Knowing when to hold ’em or when to fold ’em

You’ve got to know when to hold ’em, know when to fold ’em,
Know when to walk away and know when to run.
   Kenny Rogers

It’s important to understand how God uses opposition in our lives and to respond appropriately in faith.   I believe that God is sovereign and that everything that happens to us is filtered through His loving hands.  Opposition comes in many forms.  It can be resistance that we face from people in decisions that we make or things that we undertake to do.  It can be unforeseen circumstances that catch us off guard and hinder us from moving ahead with plans that we have made.

God uses opposition primarily in two ways.  First, He will allow it so that we learn how to fight things through in the Spirit while claiming and defending what belongs to us.  He did that with the Israelites after they settled in the promised land.  He allowed enemies to remain in the land so that He could “teach warfare to generations of Israelites who had no experience in battle.” (Judges 3:1-5)  

In this case it’s all about holding ‘em – standing our ground and fighting for all we are worth for our rightful inheritance.  This is primarily a spiritual battle with spiritual weapons such as prayer, praise, confessions of faith, using the blood and the name of Jesus etc.  If God is telling you to stand your ground, that it is a winnable battle He is calling you to fight, then you had better do just that.  Conquests of faith are not for the faint-hearted.  Some battles take weeks, months or even years to win. Perseverance becomes the byword, but the fight of faith is richly rewarded

Secondly, God allows opposition to force us to move on to new things.  It’s like an eagle dismantling the nest so that the eaglet is forced out in order to learn how to fly on its own.  In Genesis 26, after the death of his father Abraham, Isaac faced that kind of opposition from the Philistines, dramatically jarring his prosperous, comfortable lifestyle. 

The inhabitants of Philistia where Isaac was living envied him and started filling up the wells on which Isaac still relied, those his father Abraham had dug years earlier.  Initially Isaac repeatedly reopened the wells and gave them the same names his father had given them.  But the pesky Philistines kept stopping them up again and again. 

It’s been said that “The definition of insanity is doing the same thing over and over again and expecting different results.” (Albert Einstein) 

When that begins to happen we need to seriously ask God if it is time to fold ‘em and walk away.  That is exactly what Isaac did in this setting.  He left there and took the initiative to begin digging his own wells.  But twice, the Philistines came and disputed the ownership of the wells and each time Isaac chose simply to walk away again. 

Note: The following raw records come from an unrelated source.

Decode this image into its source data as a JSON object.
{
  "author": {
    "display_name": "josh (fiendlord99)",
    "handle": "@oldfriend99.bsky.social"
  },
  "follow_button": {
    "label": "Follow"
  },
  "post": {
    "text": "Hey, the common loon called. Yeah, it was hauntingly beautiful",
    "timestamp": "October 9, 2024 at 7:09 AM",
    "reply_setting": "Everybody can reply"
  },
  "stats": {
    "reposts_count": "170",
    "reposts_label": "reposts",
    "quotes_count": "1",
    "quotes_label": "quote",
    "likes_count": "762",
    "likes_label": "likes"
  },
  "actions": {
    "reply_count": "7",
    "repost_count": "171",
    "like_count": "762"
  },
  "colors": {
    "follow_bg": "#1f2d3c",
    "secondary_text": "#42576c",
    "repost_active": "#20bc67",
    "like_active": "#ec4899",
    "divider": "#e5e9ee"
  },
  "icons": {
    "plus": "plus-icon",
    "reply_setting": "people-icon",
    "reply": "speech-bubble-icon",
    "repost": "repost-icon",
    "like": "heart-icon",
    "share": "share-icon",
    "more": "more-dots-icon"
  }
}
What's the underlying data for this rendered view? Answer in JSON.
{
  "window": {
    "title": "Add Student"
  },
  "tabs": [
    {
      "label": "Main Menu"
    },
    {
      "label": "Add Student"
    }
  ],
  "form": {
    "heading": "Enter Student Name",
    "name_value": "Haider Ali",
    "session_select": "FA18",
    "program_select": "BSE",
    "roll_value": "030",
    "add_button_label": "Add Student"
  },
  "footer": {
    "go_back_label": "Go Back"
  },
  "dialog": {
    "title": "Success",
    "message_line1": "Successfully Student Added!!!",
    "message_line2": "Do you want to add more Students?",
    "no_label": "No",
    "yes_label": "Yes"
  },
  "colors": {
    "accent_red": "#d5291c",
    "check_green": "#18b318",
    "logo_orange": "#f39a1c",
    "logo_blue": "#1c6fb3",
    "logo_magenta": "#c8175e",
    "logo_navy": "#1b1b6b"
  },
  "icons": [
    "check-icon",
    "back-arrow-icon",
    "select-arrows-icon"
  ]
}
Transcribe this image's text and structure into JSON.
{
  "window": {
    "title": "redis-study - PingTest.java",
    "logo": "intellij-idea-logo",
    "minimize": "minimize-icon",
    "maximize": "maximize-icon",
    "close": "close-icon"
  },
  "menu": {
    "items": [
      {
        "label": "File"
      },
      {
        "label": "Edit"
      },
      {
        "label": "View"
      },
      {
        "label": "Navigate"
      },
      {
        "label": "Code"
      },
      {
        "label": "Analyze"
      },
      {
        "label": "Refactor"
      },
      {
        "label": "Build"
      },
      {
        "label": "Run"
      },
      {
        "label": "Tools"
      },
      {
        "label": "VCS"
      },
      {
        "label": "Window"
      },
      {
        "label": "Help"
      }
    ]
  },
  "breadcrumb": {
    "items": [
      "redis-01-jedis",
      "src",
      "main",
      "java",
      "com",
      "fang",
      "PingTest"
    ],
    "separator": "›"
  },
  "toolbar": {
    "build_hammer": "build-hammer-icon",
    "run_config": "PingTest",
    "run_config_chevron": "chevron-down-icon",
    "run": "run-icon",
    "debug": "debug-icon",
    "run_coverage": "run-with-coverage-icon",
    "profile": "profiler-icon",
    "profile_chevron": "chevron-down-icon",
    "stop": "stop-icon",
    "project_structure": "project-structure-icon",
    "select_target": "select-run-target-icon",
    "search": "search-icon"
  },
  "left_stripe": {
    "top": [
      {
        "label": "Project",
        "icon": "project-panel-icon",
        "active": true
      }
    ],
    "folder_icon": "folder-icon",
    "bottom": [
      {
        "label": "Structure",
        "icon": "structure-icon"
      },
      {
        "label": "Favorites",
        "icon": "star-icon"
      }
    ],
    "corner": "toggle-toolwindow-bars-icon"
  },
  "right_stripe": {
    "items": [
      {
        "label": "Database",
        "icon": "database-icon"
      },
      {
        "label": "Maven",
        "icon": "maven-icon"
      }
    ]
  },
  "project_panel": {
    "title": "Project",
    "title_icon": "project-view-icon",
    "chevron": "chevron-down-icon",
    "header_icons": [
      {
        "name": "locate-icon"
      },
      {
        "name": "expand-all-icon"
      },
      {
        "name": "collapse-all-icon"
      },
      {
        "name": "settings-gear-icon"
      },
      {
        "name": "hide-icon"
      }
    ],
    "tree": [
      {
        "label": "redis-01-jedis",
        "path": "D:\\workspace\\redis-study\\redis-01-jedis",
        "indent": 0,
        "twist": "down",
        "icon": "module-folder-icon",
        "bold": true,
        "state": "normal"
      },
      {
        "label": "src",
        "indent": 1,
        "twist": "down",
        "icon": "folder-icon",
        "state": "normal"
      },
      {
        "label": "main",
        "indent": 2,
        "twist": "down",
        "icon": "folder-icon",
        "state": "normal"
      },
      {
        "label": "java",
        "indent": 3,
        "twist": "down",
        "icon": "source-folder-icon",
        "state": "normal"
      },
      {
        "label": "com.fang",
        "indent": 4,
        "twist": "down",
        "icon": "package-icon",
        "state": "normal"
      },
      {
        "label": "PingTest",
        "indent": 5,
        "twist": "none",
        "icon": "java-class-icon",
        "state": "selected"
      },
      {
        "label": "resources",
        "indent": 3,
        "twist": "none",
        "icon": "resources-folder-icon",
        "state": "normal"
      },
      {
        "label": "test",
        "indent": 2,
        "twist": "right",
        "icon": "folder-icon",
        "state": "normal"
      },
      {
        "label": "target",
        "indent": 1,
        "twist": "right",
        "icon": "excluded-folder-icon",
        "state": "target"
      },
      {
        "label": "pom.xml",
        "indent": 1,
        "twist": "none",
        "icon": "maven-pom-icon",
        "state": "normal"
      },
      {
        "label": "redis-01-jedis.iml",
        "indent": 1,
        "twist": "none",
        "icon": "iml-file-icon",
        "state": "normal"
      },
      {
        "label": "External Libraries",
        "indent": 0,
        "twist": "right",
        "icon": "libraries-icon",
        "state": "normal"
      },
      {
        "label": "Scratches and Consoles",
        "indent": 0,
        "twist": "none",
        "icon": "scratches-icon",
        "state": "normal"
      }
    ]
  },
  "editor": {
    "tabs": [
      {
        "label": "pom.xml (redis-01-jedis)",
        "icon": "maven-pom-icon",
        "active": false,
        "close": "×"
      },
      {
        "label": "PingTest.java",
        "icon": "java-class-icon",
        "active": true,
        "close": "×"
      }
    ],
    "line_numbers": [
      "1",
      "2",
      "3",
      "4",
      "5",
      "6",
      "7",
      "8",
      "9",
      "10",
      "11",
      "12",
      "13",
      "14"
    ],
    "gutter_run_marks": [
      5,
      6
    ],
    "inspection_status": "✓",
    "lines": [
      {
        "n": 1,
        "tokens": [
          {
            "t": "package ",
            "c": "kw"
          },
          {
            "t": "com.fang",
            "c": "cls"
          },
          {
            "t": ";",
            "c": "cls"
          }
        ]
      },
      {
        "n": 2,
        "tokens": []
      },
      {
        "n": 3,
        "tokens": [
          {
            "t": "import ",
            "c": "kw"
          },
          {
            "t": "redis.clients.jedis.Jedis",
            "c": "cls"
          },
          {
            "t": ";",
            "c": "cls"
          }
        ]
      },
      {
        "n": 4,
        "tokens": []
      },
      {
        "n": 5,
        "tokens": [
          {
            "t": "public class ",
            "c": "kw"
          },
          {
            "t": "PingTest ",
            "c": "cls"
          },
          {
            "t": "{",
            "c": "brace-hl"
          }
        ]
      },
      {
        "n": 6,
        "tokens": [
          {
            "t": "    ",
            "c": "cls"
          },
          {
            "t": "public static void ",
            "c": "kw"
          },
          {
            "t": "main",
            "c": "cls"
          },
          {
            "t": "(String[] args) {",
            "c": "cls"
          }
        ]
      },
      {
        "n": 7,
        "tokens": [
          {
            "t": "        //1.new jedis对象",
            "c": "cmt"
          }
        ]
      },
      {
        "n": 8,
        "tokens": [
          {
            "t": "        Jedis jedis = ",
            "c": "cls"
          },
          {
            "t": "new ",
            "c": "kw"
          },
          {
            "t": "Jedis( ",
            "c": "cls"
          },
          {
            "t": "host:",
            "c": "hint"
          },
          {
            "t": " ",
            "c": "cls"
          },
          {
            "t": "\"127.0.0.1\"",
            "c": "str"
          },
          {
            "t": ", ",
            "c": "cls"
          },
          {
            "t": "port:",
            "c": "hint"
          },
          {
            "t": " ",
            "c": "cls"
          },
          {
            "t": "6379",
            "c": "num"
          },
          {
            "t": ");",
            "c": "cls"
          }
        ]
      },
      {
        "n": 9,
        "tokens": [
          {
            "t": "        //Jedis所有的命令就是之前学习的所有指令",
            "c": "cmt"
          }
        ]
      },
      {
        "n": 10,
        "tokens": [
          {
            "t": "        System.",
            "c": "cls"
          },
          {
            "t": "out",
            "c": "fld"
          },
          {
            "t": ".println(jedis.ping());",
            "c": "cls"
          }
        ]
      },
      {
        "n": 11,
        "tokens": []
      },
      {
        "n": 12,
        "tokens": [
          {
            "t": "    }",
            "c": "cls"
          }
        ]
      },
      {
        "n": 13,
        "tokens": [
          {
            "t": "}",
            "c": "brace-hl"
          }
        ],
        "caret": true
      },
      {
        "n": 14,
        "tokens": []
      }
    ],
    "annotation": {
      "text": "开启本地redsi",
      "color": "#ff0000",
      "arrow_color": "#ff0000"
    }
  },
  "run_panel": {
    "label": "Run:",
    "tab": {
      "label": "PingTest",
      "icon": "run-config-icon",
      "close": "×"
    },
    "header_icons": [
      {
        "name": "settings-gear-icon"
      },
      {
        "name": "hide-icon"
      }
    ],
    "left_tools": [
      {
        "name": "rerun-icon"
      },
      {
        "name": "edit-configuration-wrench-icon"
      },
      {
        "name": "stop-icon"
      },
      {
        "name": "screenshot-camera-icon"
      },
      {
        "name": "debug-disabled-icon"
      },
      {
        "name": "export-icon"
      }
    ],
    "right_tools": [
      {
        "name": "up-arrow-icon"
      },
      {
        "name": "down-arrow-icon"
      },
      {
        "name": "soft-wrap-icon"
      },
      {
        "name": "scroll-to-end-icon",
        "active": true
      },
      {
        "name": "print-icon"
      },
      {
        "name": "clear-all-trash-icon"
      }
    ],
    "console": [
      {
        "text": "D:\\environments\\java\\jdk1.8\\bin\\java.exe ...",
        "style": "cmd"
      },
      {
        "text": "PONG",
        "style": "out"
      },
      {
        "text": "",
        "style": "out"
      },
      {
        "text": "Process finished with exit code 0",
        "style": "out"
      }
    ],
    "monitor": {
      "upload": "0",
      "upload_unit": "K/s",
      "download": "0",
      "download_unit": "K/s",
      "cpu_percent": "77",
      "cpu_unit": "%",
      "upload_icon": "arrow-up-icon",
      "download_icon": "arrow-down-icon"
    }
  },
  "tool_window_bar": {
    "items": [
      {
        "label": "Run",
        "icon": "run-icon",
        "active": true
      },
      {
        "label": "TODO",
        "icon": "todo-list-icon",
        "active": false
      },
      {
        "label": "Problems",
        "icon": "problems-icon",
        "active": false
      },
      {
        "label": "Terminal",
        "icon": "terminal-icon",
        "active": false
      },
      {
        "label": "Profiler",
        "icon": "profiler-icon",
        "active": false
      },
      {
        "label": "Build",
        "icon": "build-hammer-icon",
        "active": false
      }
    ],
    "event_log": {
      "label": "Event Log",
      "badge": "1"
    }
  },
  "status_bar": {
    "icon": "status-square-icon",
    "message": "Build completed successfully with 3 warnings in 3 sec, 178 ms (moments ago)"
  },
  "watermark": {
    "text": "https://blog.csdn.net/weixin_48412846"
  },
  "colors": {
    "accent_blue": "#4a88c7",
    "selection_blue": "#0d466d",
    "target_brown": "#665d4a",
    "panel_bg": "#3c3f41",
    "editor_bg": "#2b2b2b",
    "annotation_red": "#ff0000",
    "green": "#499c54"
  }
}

Finally after digging a third well, he had sufficiently distanced himself from the Philistines.  He named that well Rehoboth which means “now the Lord has given us room.”

The crux of the matter in dealing with opposition comes in having the discernment to know when to hold ‘em and when to “fold ‘em.  Ecclesiastes 3:8 says it a little differently but it means essentially the same thing.  There is “a time for war and a time for peace.”  Wisdom is found in counting the cost and determining when it is worth it to go to war or when seeking peace is the better part of valor. 

My experience personally and in observing others is that most responsible, God-fearing people have a harder time folding ‘em than holding ‘em.  Somehow we equate folding ‘em with giving up and a lack of faith.   As a result we trap ourselves in a well-digging workhouse of own making.  But in reality God is using that opposition to swing open wide the prison door and inviting us to walk away and dig some new wells of our own.

What is your perspective on opposition?  What have you learned?